- Born: c.1951 South Korea
- Spouse: Wonsook Kim
- Children: 2

= Thomas Park Clement =

American businessman (b. 1951)

Thomas Park Clement (born c.1951) is an American CEO, president and founder of Mectra Laboratories, Inc., a biotechnology company that manufactures laparoscopic disposable instruments.

== Life and career ==
Clement was born in South Korea in the middle of the Korean War to a Korean mother and an American soldier father. During the first four or five years of his life, he was in the care of his birth mother. However, he was left alone in a street corner the busy streets of Seoul by his mother after she kissed him goodbye, buttoned his coat and told him not to look back as she left. He eventually looked back and found himself alone. Clement roamed the streets with a group of children for a time until he was found by a Methodist missionary and taken to an orphanage.

In 1958, when Clement was six years old, he was adopted by Richard and June Clement and taken to the U.S. He grew up in North Carolina and later on in Massachusetts with his adoptive parents and siblings. Around age 20, while he was in college, he lost his adoptive mother to cancer.
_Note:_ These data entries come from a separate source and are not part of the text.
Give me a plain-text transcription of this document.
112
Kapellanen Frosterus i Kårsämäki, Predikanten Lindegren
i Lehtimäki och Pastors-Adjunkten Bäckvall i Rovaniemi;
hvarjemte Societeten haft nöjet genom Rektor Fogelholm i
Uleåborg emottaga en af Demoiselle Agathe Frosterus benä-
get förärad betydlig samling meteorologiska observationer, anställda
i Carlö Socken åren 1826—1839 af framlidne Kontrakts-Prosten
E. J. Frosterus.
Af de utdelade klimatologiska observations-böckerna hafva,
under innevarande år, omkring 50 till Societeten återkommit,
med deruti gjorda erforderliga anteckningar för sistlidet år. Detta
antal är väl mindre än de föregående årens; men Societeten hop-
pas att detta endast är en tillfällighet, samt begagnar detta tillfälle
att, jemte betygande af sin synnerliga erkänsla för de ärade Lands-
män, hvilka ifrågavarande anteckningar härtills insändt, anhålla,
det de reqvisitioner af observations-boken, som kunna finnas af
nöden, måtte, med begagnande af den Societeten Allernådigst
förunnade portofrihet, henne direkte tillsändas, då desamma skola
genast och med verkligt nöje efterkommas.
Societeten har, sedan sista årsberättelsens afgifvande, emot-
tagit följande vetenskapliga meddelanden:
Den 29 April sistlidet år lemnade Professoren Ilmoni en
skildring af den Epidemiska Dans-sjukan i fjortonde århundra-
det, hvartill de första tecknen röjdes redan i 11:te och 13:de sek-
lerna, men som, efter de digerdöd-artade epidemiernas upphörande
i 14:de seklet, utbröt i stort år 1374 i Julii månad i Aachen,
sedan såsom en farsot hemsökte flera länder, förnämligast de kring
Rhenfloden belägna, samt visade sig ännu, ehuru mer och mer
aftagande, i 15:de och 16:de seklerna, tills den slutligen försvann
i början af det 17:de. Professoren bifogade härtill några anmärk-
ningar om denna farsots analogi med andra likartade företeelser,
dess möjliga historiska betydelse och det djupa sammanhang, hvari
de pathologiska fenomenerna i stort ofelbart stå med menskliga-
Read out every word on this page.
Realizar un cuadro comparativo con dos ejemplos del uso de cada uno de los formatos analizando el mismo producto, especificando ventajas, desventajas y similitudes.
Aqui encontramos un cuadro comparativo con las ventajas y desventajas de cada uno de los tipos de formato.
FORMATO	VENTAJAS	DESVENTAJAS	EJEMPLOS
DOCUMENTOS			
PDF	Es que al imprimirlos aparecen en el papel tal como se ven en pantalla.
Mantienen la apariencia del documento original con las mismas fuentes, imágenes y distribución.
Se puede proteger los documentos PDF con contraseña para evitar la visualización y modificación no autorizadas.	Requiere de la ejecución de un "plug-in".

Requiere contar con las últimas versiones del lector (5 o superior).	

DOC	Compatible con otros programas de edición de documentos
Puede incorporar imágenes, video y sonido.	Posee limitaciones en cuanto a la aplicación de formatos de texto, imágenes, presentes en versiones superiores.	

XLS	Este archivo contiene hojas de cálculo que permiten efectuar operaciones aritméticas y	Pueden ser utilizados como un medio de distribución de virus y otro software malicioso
His father quit his job and moved to Indiana to open up stores. Clement stopped going to college in Massachusetts and transferred to Purdue University in Indiana. Eventually, he got tired of his Electrical Engineering program and switched to Psychology instead and transferred to Indiana University. He finished his B.A. and graduated, but he could not find a job that paid well. So, he started working as a carpenter building houses.

Over time, he got tired of his job and returned to Purdue University to finish his studies in Electronical Engineering. Then, he obtained a job as communications equipment manufacturer at Wavetec, Inc., and then at Vantec, Inc. (now Boston Scientific) as an inventor and product developer. Afterwards, he quit his job and founded Mectra Laboratories, Inc. in 1988. Over the years, he developed around 42 inventions and holds U.S. patents of them.

Around his 40s, he started getting involved with the Korean Americans Adoptees' community and their families, leading to him writing a book in 1998 about his experiences and later on a memoir in 2012. He has donated around $1 million to cover costs for DNA testing for hundreds of Korean adoptees. He has also supported humanitarian missions to North Korea and Africa, as well as led them.

He is married to Korean artist Wonsook Kim, and is the father of two children.